Mick Rossi is a piano player who uses dense phrasing and intricately crafted lines on this complex recording of a dozen of his compositions. He mixes free playing with structure containing elements of various genres of jazz to paint a kaleidoscopic image of the music. European classicism intertwines with the roots of American jazz as his compositions wend through ever-changing movements, alternating tempo, and varying theme switches. Interpreting his work is a strong cast of musicians. Dave Douglas with his inimitable trumpet sound is present, as is alto and baritone player Andy Laster. Both horn men are prominently featured as soloists and ensemble players who execute the difficult charts of Rossi with precision and then express themselves with open improvisations. Kermit Driscoll adds the bass flavoring, and Charles Descarfino supplies the irregular drumbeat for these tunes having multiple personalities and a decided Jekyll/Hyde character.

Rossi is not a percussive pianist, yet his playing rings with full-bodied melodiousness. This style matches neatly with Douglas's approach, allowing the trumpet player to be affirmative in this semi-controlled environment where the lines between pre-composed and instantly composed are blurred. He and Laster add contrasting tonality, particularly when Laster switches to the brooding baritone. The music takes on an aura of seriousness to dispel any perceptions of levity. At specific moments, Rossi turns aggressive, as he does on his solo on "Haus", but he quickly returns to variations on the evolving themes to suggest a gayer atmosphere. Throughout the recording, these mood shifts occur, allowing the musicians to spring off into divergent territory and then return to the home base established by Rossi.

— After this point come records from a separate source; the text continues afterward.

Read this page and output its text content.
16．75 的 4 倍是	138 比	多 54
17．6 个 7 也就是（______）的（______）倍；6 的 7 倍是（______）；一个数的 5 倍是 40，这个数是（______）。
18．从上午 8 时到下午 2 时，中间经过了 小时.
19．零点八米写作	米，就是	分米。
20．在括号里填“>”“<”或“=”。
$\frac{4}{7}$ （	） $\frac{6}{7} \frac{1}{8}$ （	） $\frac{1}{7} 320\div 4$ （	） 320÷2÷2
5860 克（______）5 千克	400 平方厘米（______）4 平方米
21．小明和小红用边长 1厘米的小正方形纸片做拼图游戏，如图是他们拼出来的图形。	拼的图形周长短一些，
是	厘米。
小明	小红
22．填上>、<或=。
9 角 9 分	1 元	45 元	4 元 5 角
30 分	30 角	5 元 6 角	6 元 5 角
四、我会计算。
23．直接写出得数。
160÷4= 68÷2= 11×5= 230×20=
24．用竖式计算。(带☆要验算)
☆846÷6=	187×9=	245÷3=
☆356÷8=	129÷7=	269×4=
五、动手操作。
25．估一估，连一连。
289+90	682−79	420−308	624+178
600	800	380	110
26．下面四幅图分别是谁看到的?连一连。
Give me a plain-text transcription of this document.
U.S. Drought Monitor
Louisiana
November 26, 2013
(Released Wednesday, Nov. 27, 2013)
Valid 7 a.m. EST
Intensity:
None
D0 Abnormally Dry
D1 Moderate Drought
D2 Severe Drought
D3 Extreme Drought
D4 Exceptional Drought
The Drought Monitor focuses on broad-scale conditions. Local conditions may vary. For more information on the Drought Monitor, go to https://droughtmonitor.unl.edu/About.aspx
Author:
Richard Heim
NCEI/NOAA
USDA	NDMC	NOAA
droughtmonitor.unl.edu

Several tunes are freewheeling examples of openness, such as "Whatever", which finds Douglas and Rossi communicating in a liberated manner. The exchanges between Douglas and Laster can also get intense, as on "A Stubborn Thereness" where the environment becomes robust through their vigorous interplay. Throughout, Rossi is the commanding force dictating the unpredictable routes the music takes through the blues to freestyle to European ethnic and classical music. The recording is at once heavy and light, open and structured, rhythmic and arrhythmic. It is a showcase for both the playing and compositional skills of Rossi, and his supporting cast of musicians is fully accordant with his direction.